On June 18, the Center for Islam & Global Affairs (CIGA), housed at Turkey’s Istanbul Sabahattin Zaim University, launched its second international conference on Palestine. This hate-filled extravaganza lasted for five days and featured lectures by Western professors and anti-Israel activists from around the world. . . . The host of the event was Sami Al-Arian, a former professor at the University of South Florida who pleaded guilty in 2006 to assisting the U.S.-designated terror organization Palestinian Islamic Jihad. He was subsequently deported to Turkey.

Perhaps most worrying, however, is that eleven American professors spoke at the conference, nine of whom teach at public universities. . . . Some of these professors are highly influential among students, such as Lubna Qutami of UCLA, who founded the terror-supporting student organization Palestinian Youth Movement, and Rabab Abdulhadi of San Francisco State University, who attempted to host the convicted airplane hijacker Leila Khaled at an event for students.

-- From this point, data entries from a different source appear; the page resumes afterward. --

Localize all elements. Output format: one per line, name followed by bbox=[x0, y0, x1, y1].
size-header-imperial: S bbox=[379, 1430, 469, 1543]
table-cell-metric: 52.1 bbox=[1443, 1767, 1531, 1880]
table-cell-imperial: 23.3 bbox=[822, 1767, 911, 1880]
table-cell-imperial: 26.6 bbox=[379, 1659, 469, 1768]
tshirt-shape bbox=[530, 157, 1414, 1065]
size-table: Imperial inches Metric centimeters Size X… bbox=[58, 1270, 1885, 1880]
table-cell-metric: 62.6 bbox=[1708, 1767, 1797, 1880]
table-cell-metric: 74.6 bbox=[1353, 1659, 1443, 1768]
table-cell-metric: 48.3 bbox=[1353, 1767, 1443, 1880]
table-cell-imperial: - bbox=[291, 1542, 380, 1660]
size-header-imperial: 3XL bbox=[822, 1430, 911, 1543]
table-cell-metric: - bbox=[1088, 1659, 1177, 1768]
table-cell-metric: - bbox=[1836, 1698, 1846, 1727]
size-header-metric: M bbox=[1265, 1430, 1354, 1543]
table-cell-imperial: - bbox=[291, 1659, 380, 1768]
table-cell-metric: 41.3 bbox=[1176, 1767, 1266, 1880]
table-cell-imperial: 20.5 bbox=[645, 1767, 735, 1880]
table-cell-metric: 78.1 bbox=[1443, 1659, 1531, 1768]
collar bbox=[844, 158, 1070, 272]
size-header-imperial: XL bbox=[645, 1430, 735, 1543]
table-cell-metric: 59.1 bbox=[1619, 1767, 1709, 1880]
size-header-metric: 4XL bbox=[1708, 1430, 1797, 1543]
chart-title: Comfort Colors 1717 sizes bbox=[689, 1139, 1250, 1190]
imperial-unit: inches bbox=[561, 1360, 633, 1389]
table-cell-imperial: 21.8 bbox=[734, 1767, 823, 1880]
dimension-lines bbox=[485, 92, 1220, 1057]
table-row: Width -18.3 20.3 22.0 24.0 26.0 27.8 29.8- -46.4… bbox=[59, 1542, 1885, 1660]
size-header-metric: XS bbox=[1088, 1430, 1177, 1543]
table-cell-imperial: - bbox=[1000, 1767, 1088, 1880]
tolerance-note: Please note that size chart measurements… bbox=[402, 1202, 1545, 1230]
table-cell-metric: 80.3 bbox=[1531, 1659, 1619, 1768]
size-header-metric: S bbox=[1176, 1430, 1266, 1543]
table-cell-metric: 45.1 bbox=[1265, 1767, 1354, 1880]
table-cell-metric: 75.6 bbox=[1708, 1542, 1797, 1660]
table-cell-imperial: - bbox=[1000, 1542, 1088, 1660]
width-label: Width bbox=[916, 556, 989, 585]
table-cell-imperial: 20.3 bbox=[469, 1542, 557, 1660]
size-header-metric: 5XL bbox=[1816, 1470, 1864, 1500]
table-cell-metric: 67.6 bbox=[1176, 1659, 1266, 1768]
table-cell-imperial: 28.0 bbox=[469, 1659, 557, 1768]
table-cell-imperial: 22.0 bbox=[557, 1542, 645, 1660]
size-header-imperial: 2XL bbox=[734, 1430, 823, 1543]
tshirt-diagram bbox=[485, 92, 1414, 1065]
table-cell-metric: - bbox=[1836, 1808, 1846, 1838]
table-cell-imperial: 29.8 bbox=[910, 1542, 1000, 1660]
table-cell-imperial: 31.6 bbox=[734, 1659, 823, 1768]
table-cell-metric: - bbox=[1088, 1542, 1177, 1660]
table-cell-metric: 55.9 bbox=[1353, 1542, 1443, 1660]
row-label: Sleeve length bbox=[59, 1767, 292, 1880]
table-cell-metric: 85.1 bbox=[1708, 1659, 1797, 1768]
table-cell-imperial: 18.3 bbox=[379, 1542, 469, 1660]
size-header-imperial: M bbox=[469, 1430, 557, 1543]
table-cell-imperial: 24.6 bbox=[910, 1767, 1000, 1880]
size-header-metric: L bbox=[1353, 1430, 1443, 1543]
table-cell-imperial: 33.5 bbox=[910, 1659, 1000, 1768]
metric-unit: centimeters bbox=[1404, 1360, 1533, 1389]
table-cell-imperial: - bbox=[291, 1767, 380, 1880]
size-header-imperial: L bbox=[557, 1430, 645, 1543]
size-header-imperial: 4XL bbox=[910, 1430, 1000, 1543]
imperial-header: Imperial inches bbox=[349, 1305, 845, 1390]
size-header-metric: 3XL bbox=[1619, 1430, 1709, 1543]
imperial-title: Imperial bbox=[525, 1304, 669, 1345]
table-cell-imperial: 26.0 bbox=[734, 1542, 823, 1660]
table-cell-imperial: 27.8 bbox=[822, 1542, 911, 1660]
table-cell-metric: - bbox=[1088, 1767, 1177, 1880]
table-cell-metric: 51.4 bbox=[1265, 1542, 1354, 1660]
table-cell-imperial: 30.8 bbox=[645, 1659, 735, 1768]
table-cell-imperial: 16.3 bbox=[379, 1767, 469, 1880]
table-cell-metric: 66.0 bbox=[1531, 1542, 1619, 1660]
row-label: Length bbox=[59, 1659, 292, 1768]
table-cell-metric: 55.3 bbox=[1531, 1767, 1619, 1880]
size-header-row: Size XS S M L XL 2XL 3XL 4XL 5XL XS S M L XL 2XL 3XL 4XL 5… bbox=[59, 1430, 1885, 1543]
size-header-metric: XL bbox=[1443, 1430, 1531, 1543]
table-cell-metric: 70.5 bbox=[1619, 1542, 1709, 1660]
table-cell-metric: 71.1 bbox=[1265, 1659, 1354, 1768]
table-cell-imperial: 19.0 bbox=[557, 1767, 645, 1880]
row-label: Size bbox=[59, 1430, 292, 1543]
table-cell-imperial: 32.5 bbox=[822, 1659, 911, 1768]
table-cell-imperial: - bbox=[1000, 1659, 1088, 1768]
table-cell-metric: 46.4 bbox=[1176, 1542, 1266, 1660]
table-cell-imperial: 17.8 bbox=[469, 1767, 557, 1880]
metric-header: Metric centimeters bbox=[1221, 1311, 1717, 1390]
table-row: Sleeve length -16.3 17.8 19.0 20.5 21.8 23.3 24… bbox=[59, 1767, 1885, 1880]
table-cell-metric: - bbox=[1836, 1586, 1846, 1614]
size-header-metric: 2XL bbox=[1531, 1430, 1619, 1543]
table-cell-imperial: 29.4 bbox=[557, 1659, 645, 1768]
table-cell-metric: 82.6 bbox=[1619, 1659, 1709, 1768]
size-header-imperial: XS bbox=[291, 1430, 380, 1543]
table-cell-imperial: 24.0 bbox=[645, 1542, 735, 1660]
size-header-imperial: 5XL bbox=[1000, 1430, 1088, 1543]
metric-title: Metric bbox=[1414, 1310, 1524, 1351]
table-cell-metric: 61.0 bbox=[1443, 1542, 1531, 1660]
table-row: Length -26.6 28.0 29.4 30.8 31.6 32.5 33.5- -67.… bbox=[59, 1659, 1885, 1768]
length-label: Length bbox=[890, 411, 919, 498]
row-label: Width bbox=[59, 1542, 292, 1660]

If there is one takeaway from all this, it’s that there is a contingent of supposed peace activists, academics, and student groups that serve as an ideological backdoor for radical Middle Eastern extremism into the United States. . . . Iran, which has essentially adopted “Death to America” as its unofficial slogan since the Islamic Revolution of 1979, is all too eager to capitalize on this trend—as is Turkey, whose relationship with the U.S. has become increasingly adversarial over the last decade.